Predictive (in)validity
Pharmaceutical probabilities of success and the selection bias problem
It is common in late stage drug development for pharmaceutical companies to use rigorous quantitative decision making to plan out the different stages of clinical trials and how to evaluate the risk of clinical trial failures. This often goes under the area of assurance or predictive probabilities of success.
The original use-case for assurance was to optimize sample size choices in clinical trials!
Assurance is the unconditional probability that the trial will yield a ‘positive outcome’. A positive outcome usually means a statistically significant result, according to some standard frequentist significance test. The assurance is then the prior expectation of the power, averaged over the prior distribution for the unknown true treatment effect.

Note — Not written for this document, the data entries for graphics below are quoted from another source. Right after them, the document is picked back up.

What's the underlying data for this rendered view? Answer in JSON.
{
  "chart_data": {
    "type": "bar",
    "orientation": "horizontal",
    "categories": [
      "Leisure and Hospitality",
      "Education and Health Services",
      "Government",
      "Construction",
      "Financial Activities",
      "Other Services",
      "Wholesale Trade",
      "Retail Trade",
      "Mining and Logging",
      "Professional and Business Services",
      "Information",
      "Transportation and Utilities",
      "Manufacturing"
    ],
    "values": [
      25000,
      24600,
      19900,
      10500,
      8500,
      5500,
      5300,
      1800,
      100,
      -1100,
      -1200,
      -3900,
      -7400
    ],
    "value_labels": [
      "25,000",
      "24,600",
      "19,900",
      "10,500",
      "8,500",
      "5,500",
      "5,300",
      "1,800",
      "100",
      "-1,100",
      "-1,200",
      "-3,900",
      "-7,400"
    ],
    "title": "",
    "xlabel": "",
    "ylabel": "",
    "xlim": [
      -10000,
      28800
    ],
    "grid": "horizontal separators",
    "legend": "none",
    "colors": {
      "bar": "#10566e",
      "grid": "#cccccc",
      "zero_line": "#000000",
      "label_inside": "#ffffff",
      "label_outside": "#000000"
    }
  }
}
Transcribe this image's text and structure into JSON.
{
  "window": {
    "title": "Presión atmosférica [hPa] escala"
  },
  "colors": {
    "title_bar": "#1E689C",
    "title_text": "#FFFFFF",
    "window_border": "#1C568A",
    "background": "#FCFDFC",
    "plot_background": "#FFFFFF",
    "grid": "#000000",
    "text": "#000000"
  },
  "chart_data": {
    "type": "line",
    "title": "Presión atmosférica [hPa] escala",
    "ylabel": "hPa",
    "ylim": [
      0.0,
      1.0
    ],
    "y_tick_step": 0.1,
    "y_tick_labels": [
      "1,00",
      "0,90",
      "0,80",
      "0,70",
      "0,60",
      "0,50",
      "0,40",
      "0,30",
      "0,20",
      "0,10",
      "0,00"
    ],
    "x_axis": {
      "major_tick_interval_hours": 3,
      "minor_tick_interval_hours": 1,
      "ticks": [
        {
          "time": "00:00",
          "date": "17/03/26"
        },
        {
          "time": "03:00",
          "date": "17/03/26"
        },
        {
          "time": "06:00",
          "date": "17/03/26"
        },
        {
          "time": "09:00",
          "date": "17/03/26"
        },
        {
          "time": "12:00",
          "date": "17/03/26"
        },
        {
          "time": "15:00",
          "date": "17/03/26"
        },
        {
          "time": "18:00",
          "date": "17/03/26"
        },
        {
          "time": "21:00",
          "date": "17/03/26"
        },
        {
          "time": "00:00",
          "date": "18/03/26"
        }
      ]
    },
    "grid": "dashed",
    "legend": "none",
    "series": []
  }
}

We argue that assurance is an important measure of the practical utility of a proposed trial, and indeed that it will often be appropriate to choose the size of the sample (and perhaps other aspects of the design) to achieve a desired assurance, rather than to achieve a desired power conditional on an assumed treatment effect.
O'Hagan, A., Stevens, J.W. and Campbell, M.J. (2005), Assurance in clinical trial design. Pharmaceut. Statist., 4: 187-201. https://doi.org/10.1002/pst.175
Most major pharmaceutical companies like Novartis, GSK, and Roche all have teams who design methodology for assurance, sometimes even for clinical pharmacology and dosing decisions, for trials based on surrogate endpoints. The quality of a biomarker endpoint needs to be substantial to guarantee assurance.
Conditional assurance is a further extension of the original concept.
Conditional assurance is the predicted assurance of a subsequent study, conditional on the success of an initial study and the design prior.
But what about analogous probabilistic forecasting for earlier stages of drug development? Scannell et. al (2022) point out that the lack of predictive validity of high throughput screening tools and translational models are in-part responsible for the inefficiency of biopharma R&D. One might think that simply correlating the outcomes of a translational model with binary outcomes like drug approvals/failures would provide a good assessment of the predictive validity of translational models. But this is mistaken for a few conceptual reasons
Clinical trial failures have a file-drawer problem, thus we don’t have an unbiased estimate of even historical successes/failures of some category of molecules-indication combinations. Forget forecasting, we don’t have an unbiased prediction error of historical drug development. One major but not only component of the file-drawer here is right censoring.
Right censoring problem: The sequential nature of drug development implies a sequential drop off in the number of drugs tested from phase 1 → phase 2 → phase 3 trials. Thus we we don’t get to assess the future clinical validity of all assays of therapeutic potency, toxicity, DMPK, disease models, putative surrogate endpoints and so on without severe omission biases.
Underspecification of success: Defining what constitutes success is a huge outcome and metric-hacking problem. There is a reason so much time and resources are dedicated to choosing endpoints in clinical trials, so that evaluations cannot be gamed. Similarly, choosing what constitutes success for pharmaceutical forecasting at every stage of drug development is subject to external pressures.
One solution to resolving the omission bias problem is to move away from using binary measures of success such as drug approval/failure to using actual individual participant data from clinical trials which has much richer sources of variation to assess the clinical validity of in-vitro/in-silico/in-vivo models and assays. This was the basis of the program idea I developed last year during my time as a BRAINS Fellow with SpecTech, also on featured on Essential Technology’s Gap Map database. But there are even more important reasons to use individual patient-level data to evaluate translational forecasts — to reduce the risk of surrogate paradoxes and other clinical trial failures that amount to getting the therapeutic benefit-adverse effect tradeoff wrong.
In principle, a translational analogs of clinical assurance for every tool and model used for drug development would be the principled approach to keeping track of their effectiveness. AI in drug development is not merely about evaluating therapeutic candidates during hit and lead optimization, but also useful to severely test the translational and clinical validity of drug development tools — all in-vitro, in-silico, in-vivo tools individually and jointly for their capacity to generate clinically valid forecasts. Even without raw preclinical and clinical trial datasets, however, there are a multitude of clever approaches to mitigating the biases from the sequential nature of clinical development.